- Comune di Sfruz
- Coat of arms
- Sfruz Location within Italy Sfruz Location within Trentino-Alto Adige/Südtirol
- Coordinates: 46°20′13.85″N 11°6′55.66″E﻿ / ﻿46.3371806°N 11.1154611°E
- Country: Italy
- Region: Trentino-Alto Adige/Südtirol
- Province: Trentino (TN)
- Frazioni: Credai

Government
- • Mayor: Andrea Biasi

Area
- • Total: 11.7 km^{2} (4.5 sq mi)

Population (2018-01-01)
- • Total: 320
- • Density: 27/km^{2} (71/sq mi)
- Demonym: Sfruzzini
- Time zone: UTC+1 (CET)
- • Summer (DST): UTC+2 (CEST)
- Postal code: 38010
- Dialing code: 0463
- Website: Official website

= Sfruz =

Sfruz is a comune (municipality) in Trentino in the northern Italian region Trentino-Alto Adige/Südtirol, with some 230 inhabitants in 2009 and an area of 11.7 km2.

It is a traditional Alpine village, one of the highest in the Val di Non valley, and is located on a lush plateau between Monte Roen and the Corno di Tres. Its ancient origins have been proved by archaeological findings, which have brought to light a number of traditional roof-tiled Roman graves.

Sfruz has kept its original layout, with its rural homes and noble buildings featuring stone portals, halls and timber superstructures as well as a few frescoes. The church stands opposite via Predaia and shows a number of interesting architectural features in the local tradition, including a portal from 1704 with a crest and an unusual lancet arch. An alto-rilievo (high-relief) of S. Barbara - patron saint of miners - is located at the top of the road, after the playground. Sfruz's parish church is dedicated to S. Agatha.

The Sfruz potato is well renowned. Furthermore, the town is also a bastion for a number of important traditional craftsman jobs, such as goldsmiths and wood carvers. Its large pottery stoves are both characteristic and highly original. They have been manufactured since the Renaissance when they were sold - under the guide of "master stove-makers" - in Austria, Tyrol and Lombardy.

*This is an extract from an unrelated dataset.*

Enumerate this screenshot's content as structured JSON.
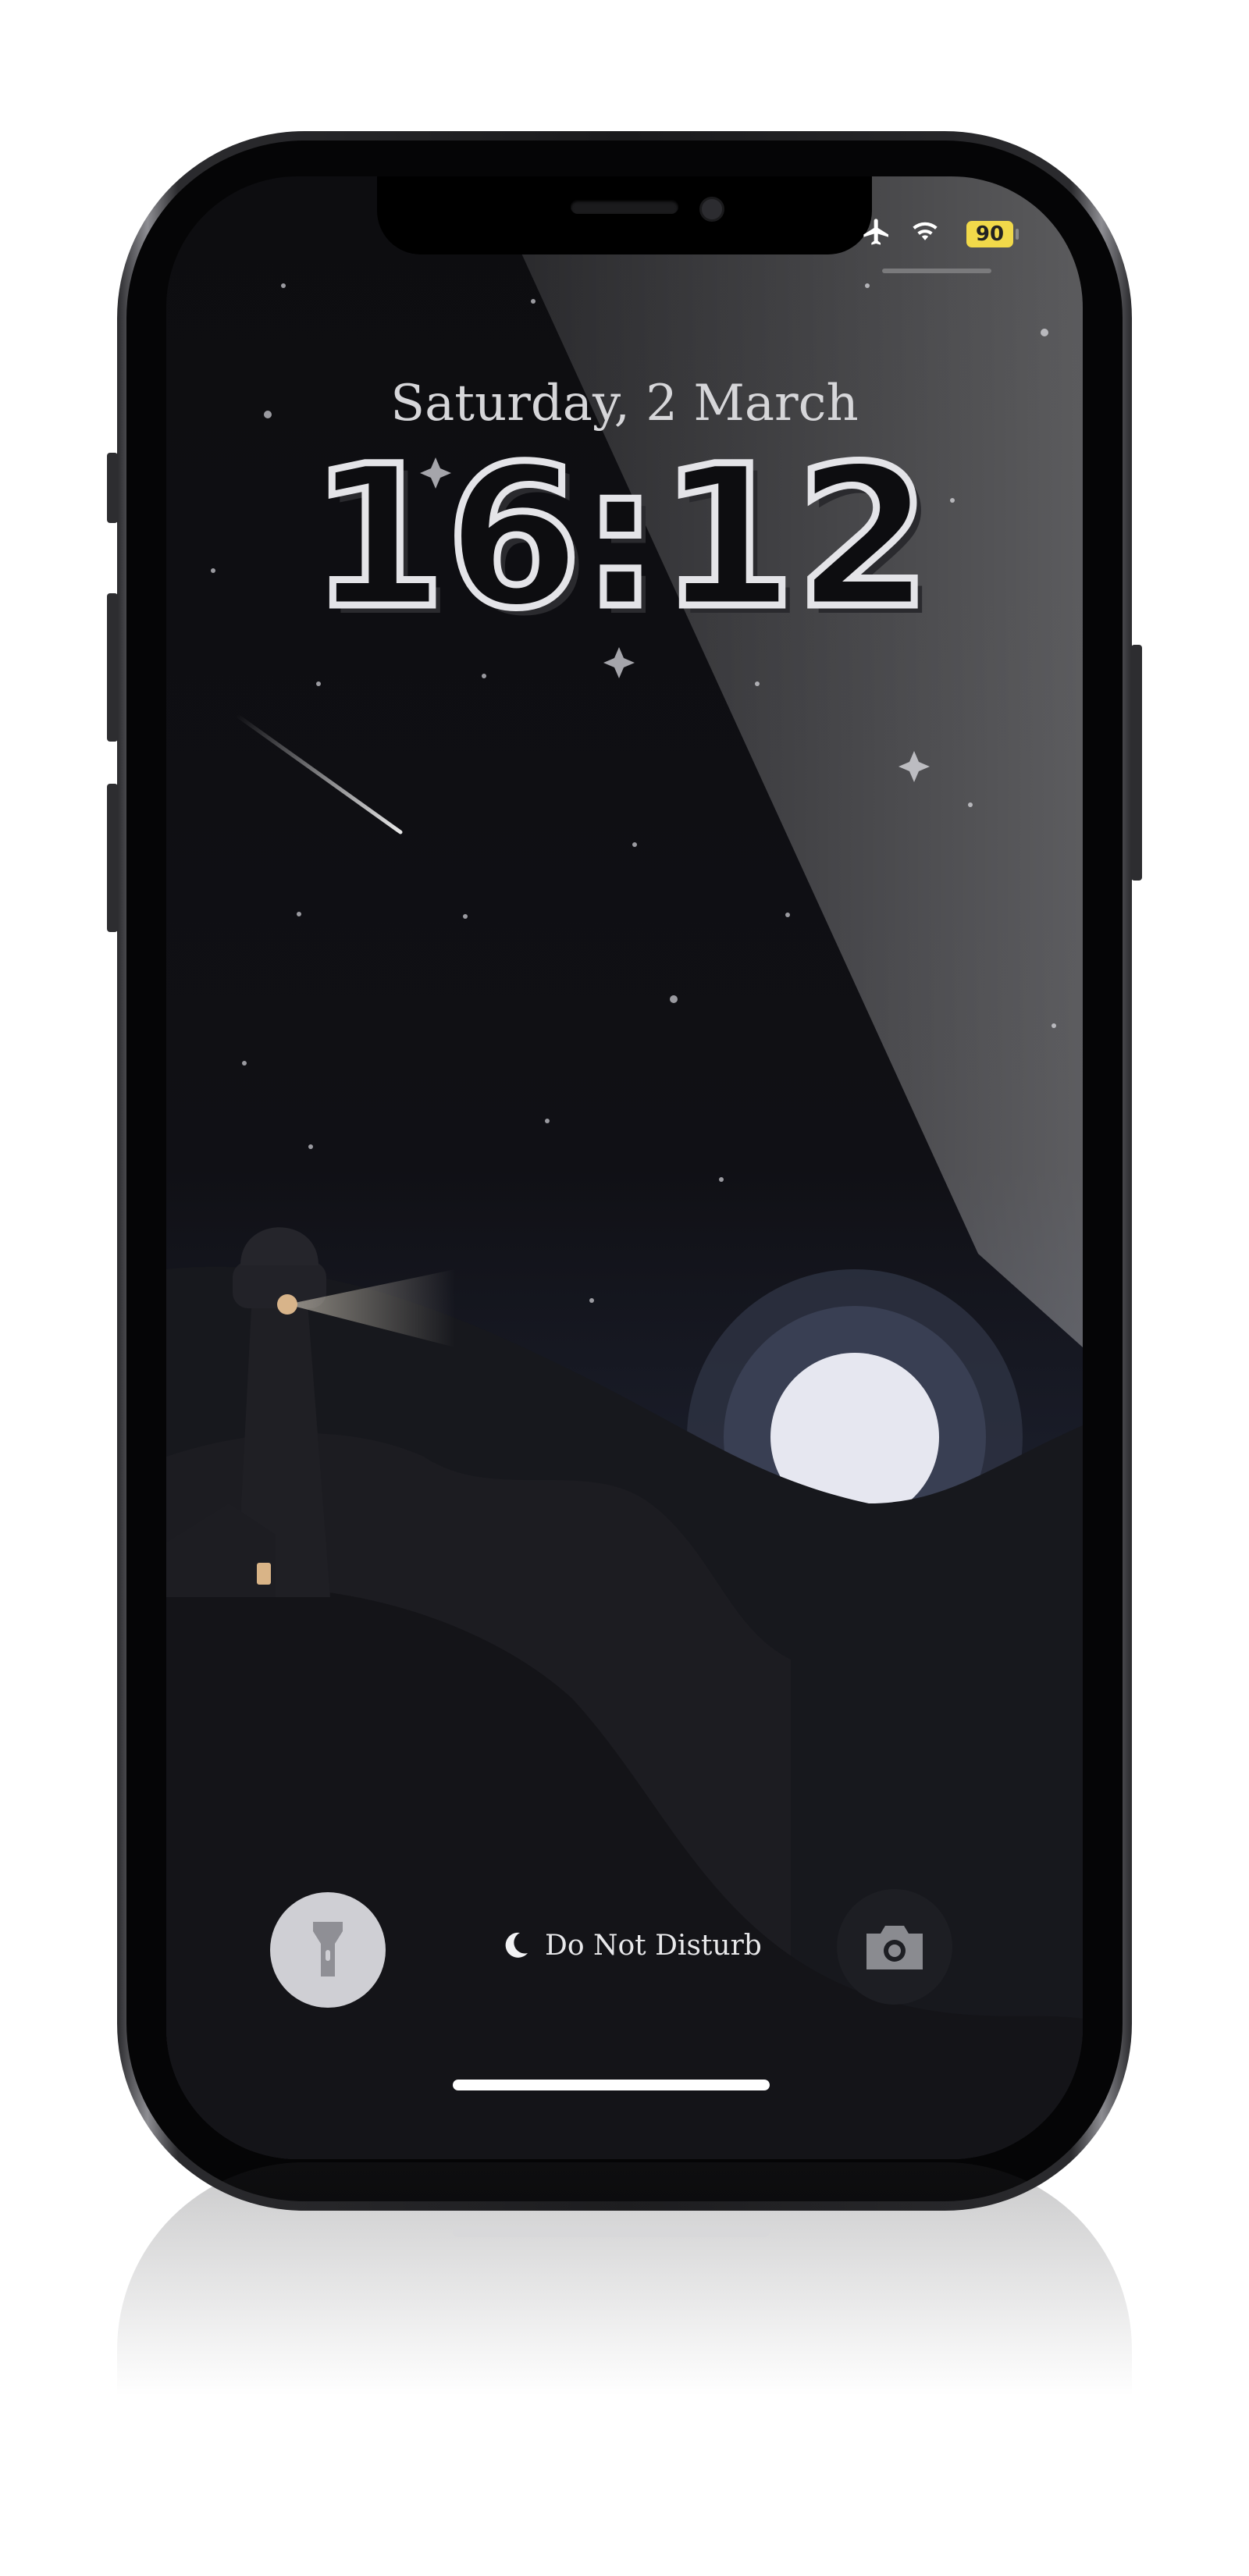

The 12 Percorsi d'Anaunia pass through Sfruz. Featuring signposted hiking trails based on an ancient road leading from Rocchetta to Castel Thun, the 12 Percorsi give travellers the chance to explore the conifer and beech woods between Sfruz and Smarano.

The municipality of Sfruz contains the frazione (subdivision) Credai.

Sfruz borders the following municipalities: Amblar, Don, Coredo, Tramin an der Weinstraße, Smarano and Tres.